Thursday, April 29, 2010

A require() for jQuery

I had a fun time at the Bay Area jQuery Conference. Great people, and I learned some neat things.

In the conference wrap-up, John Resig mentioned some requirements he has for a jQuery script loader:

1) script loading must be async

2) script loading should do as much in parallel as possible. This means in particular, that it should be possible to avoid dynamic nested dependency loading.

3) it looks like a script wrapper is needed to allow #1 and #2 to work effectively, particularly for cross-domain loading. It is unfortunate, but a necessity for script loading in browsers.

I believe these requirements mesh very well with RequireJS. I will talk about how they mesh, and some other things that should be considered for any require() that might become part of jQuery.

Async Loading

As explained in the RequireJS Why page, I believe the best-performing, native browser option for async loading is dynamically created script tags. RequireJS only uses this type of script loading, no XHR.

The text plugin uses XHR in dev mode, but the optimization tool inlines the text content to avoid XHR for deployment. Also, the plugin capability in RequireJS is optional, it is possible to build RequireJS without it. That is what I do for the integrated jQuery+RequireJS build.

Parallel Loading

John mentioned that dynamic nested dependency resolution was slower and potentially a hazard for end users. Slow, because it means you need to fetch the module, wait for it to be received, then fetch its dependencies. So the module gets loaded serially relative to its dependencies. Potentially hazardous because a user may not know the loading pattern.

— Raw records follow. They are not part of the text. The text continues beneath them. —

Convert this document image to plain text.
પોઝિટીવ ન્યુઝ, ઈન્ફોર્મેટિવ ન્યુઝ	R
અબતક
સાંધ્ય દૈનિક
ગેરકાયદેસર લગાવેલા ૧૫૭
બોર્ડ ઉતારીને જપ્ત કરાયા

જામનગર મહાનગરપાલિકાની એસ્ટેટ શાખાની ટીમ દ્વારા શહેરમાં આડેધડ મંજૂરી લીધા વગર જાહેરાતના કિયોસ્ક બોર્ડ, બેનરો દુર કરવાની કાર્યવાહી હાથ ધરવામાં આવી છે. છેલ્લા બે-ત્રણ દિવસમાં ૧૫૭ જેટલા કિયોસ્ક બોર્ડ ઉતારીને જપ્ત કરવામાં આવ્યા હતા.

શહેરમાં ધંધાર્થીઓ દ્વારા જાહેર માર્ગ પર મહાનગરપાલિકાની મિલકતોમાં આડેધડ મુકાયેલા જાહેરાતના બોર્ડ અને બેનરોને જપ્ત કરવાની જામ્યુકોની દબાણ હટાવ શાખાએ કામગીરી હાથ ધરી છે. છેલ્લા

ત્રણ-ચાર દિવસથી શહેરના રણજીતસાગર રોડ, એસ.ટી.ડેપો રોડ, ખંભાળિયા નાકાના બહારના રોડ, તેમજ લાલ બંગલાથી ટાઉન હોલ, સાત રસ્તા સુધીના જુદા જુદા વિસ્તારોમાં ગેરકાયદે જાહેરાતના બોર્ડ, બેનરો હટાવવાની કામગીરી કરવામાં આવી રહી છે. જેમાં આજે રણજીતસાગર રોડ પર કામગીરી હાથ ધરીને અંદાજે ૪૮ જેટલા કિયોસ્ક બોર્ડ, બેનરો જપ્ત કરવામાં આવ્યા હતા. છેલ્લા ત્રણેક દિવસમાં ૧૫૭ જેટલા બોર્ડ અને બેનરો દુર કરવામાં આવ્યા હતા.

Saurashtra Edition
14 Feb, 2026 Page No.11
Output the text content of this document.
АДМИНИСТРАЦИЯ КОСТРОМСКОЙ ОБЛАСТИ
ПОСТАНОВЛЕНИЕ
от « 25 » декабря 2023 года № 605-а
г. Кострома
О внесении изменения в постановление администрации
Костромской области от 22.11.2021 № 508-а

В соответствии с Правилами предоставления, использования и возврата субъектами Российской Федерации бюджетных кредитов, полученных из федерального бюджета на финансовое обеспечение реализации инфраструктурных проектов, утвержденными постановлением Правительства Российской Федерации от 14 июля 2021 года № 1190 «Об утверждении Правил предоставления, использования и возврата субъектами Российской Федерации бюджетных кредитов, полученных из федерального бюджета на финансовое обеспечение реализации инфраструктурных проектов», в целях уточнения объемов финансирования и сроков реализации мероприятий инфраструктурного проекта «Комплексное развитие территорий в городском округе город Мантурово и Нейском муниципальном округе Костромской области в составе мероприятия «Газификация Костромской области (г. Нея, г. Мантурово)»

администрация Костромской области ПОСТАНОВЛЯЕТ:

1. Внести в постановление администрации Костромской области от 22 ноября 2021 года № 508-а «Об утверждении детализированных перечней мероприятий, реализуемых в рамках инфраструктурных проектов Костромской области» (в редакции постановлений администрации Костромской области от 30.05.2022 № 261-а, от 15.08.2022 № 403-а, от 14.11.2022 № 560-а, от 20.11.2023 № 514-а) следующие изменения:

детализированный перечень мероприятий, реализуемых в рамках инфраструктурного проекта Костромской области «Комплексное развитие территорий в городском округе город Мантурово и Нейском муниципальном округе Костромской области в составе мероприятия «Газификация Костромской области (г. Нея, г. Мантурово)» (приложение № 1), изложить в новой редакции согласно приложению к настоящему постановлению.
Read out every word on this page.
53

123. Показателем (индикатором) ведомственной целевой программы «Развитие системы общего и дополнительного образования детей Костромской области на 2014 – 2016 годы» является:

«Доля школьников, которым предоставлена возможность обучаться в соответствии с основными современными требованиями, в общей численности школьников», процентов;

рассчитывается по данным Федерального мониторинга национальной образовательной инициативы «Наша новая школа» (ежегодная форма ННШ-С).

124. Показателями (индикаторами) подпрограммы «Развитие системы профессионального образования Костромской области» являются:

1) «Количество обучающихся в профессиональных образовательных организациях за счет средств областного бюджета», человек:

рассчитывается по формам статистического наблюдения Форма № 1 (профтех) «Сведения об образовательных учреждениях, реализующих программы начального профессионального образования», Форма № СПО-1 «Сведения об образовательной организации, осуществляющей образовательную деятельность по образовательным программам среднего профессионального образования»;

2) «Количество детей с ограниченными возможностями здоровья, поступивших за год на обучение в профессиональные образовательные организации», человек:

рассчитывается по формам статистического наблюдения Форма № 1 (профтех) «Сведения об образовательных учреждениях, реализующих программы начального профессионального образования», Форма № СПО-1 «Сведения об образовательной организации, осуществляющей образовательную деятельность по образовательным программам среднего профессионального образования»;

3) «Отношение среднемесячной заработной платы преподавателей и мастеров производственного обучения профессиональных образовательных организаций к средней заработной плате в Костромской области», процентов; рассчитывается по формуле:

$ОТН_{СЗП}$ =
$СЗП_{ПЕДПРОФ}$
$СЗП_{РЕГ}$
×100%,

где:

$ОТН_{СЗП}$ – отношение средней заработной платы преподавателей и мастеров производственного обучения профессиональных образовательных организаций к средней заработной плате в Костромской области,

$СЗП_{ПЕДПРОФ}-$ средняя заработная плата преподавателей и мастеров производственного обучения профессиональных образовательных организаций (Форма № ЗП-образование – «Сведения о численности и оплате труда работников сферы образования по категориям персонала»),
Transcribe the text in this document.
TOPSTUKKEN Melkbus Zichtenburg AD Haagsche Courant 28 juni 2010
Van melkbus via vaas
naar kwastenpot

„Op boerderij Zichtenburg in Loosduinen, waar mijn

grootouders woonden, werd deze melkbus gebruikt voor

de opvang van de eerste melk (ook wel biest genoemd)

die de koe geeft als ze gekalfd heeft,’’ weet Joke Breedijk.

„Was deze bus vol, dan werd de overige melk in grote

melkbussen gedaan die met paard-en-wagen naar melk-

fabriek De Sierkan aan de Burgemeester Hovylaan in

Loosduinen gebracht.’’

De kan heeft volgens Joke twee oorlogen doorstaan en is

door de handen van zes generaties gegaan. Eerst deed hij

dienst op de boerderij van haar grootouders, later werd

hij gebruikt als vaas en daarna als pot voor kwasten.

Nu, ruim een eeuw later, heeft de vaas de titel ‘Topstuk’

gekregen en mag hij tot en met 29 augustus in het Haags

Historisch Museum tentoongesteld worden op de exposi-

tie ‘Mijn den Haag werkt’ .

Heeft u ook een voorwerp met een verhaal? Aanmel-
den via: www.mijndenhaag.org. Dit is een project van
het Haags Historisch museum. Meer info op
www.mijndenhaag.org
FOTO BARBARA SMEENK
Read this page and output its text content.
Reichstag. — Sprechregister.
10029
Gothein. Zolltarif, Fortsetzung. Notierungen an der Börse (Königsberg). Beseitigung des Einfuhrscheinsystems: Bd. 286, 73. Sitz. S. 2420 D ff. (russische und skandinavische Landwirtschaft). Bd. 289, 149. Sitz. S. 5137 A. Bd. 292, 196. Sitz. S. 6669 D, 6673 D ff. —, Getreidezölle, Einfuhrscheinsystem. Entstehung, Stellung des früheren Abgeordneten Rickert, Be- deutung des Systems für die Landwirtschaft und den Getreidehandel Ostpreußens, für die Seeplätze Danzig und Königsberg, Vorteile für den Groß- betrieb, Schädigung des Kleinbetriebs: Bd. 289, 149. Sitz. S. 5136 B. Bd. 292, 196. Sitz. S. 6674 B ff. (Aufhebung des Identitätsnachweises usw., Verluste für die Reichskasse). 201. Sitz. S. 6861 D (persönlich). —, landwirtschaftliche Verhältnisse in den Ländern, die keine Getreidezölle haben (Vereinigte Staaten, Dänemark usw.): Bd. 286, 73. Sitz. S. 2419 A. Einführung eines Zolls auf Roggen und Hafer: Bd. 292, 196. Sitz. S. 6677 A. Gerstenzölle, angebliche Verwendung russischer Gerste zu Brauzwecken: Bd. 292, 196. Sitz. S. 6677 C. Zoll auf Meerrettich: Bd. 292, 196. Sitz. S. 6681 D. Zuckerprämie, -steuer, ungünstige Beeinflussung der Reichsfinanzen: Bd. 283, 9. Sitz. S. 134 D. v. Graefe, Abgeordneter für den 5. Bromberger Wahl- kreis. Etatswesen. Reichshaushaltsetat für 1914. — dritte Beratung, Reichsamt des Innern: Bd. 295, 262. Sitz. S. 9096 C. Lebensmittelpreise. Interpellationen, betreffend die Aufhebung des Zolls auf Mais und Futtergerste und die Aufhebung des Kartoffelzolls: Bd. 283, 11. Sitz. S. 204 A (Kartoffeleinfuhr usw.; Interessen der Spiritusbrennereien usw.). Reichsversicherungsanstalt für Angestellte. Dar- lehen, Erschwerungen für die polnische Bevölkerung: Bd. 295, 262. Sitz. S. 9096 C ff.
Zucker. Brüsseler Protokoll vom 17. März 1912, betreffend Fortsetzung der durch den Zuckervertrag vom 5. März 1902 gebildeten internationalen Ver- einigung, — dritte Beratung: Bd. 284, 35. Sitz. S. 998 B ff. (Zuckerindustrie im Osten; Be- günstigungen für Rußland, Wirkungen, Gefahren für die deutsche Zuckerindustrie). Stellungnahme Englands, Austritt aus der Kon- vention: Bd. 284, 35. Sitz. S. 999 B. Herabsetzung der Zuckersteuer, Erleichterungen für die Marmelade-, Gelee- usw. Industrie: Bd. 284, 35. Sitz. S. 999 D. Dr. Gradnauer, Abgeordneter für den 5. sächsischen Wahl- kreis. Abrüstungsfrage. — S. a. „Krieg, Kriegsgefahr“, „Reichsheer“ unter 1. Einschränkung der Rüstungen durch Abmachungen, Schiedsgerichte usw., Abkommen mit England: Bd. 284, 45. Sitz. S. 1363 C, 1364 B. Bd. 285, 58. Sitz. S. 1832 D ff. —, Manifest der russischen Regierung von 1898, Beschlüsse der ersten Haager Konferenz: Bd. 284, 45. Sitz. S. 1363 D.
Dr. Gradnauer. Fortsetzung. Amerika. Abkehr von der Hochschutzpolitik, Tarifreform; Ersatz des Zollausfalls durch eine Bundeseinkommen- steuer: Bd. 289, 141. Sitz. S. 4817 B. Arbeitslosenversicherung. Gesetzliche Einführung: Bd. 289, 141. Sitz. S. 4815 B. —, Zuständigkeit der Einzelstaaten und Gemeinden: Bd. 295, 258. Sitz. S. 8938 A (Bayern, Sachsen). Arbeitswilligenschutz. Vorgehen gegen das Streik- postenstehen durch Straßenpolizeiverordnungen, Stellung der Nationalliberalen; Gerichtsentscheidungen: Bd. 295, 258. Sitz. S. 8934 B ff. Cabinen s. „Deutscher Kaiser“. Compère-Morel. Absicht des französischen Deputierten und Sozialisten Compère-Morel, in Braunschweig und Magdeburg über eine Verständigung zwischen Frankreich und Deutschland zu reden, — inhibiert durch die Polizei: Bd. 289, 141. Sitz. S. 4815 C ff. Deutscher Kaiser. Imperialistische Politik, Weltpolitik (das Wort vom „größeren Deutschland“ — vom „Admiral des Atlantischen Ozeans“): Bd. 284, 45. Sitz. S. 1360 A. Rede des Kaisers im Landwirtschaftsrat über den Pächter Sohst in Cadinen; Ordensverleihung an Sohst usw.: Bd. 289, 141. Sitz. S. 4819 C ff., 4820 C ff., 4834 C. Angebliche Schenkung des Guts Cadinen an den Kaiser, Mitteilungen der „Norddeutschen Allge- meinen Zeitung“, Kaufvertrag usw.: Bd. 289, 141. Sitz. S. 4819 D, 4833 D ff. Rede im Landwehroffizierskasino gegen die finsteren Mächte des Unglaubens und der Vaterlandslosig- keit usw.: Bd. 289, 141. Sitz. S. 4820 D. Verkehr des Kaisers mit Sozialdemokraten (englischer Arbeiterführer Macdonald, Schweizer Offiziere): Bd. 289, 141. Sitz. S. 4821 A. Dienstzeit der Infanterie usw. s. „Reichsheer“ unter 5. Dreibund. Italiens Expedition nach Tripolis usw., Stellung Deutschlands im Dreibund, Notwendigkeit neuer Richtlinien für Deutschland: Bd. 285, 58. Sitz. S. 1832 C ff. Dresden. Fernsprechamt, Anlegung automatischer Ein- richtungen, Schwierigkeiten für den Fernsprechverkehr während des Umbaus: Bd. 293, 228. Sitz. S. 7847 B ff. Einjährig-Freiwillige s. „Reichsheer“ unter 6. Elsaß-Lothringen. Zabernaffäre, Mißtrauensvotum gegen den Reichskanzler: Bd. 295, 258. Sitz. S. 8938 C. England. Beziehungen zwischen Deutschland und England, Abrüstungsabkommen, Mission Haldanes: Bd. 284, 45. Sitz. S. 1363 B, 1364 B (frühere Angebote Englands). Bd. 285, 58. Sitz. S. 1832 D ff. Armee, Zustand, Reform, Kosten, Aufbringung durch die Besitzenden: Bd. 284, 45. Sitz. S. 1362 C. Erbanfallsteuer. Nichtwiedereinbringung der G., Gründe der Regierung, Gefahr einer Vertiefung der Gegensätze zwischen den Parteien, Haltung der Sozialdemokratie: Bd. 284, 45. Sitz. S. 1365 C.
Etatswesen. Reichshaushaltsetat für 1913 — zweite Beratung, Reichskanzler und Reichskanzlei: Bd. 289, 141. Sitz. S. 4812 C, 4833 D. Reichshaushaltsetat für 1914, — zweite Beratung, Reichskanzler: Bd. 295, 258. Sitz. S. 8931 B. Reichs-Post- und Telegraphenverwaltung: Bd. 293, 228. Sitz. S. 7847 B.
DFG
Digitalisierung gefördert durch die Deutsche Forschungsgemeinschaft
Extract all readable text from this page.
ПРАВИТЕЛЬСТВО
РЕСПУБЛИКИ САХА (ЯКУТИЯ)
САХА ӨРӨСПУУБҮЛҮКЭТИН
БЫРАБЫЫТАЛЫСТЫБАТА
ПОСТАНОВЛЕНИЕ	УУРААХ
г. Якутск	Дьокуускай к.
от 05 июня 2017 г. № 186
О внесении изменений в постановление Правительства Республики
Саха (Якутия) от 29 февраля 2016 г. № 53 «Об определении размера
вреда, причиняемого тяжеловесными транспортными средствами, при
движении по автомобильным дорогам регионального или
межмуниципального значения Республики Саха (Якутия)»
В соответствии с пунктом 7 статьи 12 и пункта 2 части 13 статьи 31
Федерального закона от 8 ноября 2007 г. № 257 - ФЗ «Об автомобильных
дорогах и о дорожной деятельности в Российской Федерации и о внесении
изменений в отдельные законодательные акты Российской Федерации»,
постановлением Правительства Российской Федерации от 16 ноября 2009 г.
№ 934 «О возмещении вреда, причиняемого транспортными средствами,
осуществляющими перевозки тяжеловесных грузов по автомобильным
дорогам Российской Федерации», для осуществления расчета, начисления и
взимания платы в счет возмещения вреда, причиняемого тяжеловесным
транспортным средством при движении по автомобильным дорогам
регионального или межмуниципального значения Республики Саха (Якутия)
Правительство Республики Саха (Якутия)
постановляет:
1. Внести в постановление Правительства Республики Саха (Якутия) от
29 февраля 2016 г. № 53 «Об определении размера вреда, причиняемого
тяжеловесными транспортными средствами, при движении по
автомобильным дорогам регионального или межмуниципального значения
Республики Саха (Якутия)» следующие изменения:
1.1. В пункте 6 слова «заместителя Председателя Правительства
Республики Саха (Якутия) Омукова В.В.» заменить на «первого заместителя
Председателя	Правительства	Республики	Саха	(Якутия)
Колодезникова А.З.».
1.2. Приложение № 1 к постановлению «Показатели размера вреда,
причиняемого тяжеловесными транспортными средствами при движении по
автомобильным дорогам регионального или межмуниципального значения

The optimization tool in RequireJS avoids the parallel loading for nested dependencies, by just inlining the modules together. The optimization tool can also build files into "layers" that could be loaded in parallel.

For each build layer, there is an exclude option, in which you can list a module or modules you want to exclude. exclude will also exclude their nested dependencies from the build layer.

There is an excludeShallow option if you just want specific modules to exclude, but still want their nested dependencies included in the build layer. This is a great option for making your development process fast: just excludeShallow the current module you are debugging/developing.

While dynamically loading nested dependencies can be slower than a full parallel load, what is needed is listing dependencies individually for each module. There needs to be a way to know what an individual file needs to function if the file is to be portable in any fashion. So the question is how to specify those dependencies for a given file/module.

There are schemes that list the dependencies as a separate companion file with the module, and schemes that list the dependencies in the module file. Using a separate file means the module is less portable -- more "things" need to follow the module, so it makes copy/pasting, just distributing one module more onerous.

So I prefer listing the dependencies in the file. Should the dependencies be listed in a comment or as some sort of script structure?

Comments can be nice since they can be stripped from the built/optimized layer. However, it means modules essentially need to communicate with each other through the global variable space. This ultimately does not scale -- at some point you will want to load two different versions of a module, or two modules that want to use the same global name, and you will be stuck. For that reason, I favor the way RequireJS does it:

require.def("my/module", ["dependency1"], function (dependency1) {
//dependency1 is the module definition for "dependency1"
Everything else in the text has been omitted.